The European Central Bank and EU chiefs in Brussels have long urged governments to end political divisions over further banking union. They have argued that the project is vital to ensure that bankrupt banks can be safely wound down without the need for large taxpayer bailouts, and to make the eurozone more resilient to economic shocks.
The most surprising element in Mr Scholz’s proposals is his plan for a common EU scheme to shield depositors during a banking collapse. Germany has previously rejected such plans amid public hostility to any perceived attempt to put taxpayers on the hook for shaky banks in other countries.
The reinsurance system would act as a backstop to national funds, helping to ensure that governments can honour their legal obligation to protect deposits of up to €100,000 in the event of a banking collapse.
Next, the caveats:
Merkel hasn’t blessed this plan. I’m no expert on German politics, but Scholz is no Schabule, who was able to stare down Merkel in financial policy. However, given that, I also can’t imagine that Scholz would go out too far ahead of what Merkel would back. So the fact that Merkel is silent so far may reflect her traditional caution, particularly since she could distance herself from the plan if it got too much heat from the budget scolds.

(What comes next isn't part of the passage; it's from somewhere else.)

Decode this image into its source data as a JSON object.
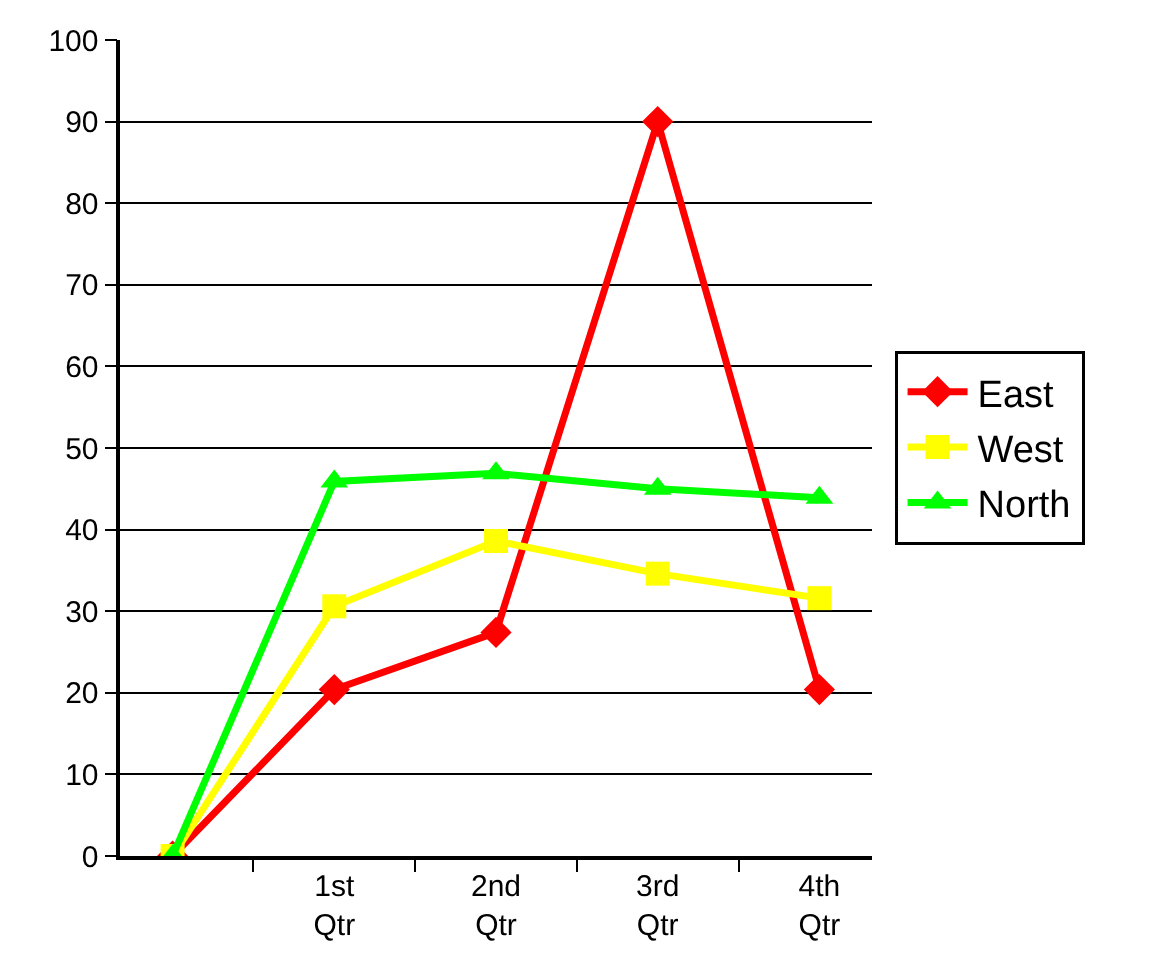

The scheme won’t cover all banks. This gap raises big questions about its practical utility. A German insider (who was in on some of the debates) tells me it won’t cover German cooperative banks, which are much like US credit unions.
Lots of strings will be attached. My contact says that banks that participate in the scheme will be subject to supervision by EU as opposed to national regulators. The Financial Times sets forth other expected conditions:
His demands include amending EU capital rules to remove incentives for banks to buy up large quantities of their home country’s sovereign debt; further action to reduce bad debts in the EU banking system; and the establishment of common European rules on calculating companies’ taxable profits.
Mr Scholz also wants the EU to harmonise bank insolvency law, saying a patchwork of national rules undermines EU attempts to make sure senior creditors share the cost of dealing with bank failures.
Of course, one could argue that this change of heart is because Deutsche, but it appears to be even more because Brexit. The prospect of stress on the EU has led at least some to realize they need to get their house in order:
He [Scholz] said that Brexit, which would see the EU losing the City of London — its largest financial centre — also meant it was time for the bloc to promote better integration of its banks….
Mr Scholz said that Brexit and the risk of dependency on China and the US compelled the EU to make headway.
Again, while it is far from clear how far Scholz’s initiative will go, any movement in the direction of more EU level banking support is a big break from Germany’s historical pig-headedness. One can hope this is the start of a better trend.
1 For the record, our longstanding view is that backstopping banks is an ugly necessity and as a result banks should not be allowed to operate like private enterprises, since they are so heavily subsidized that they aren’t. They should have their activities circumscribed, be modestly profitable and have modestly paid executives, among other things.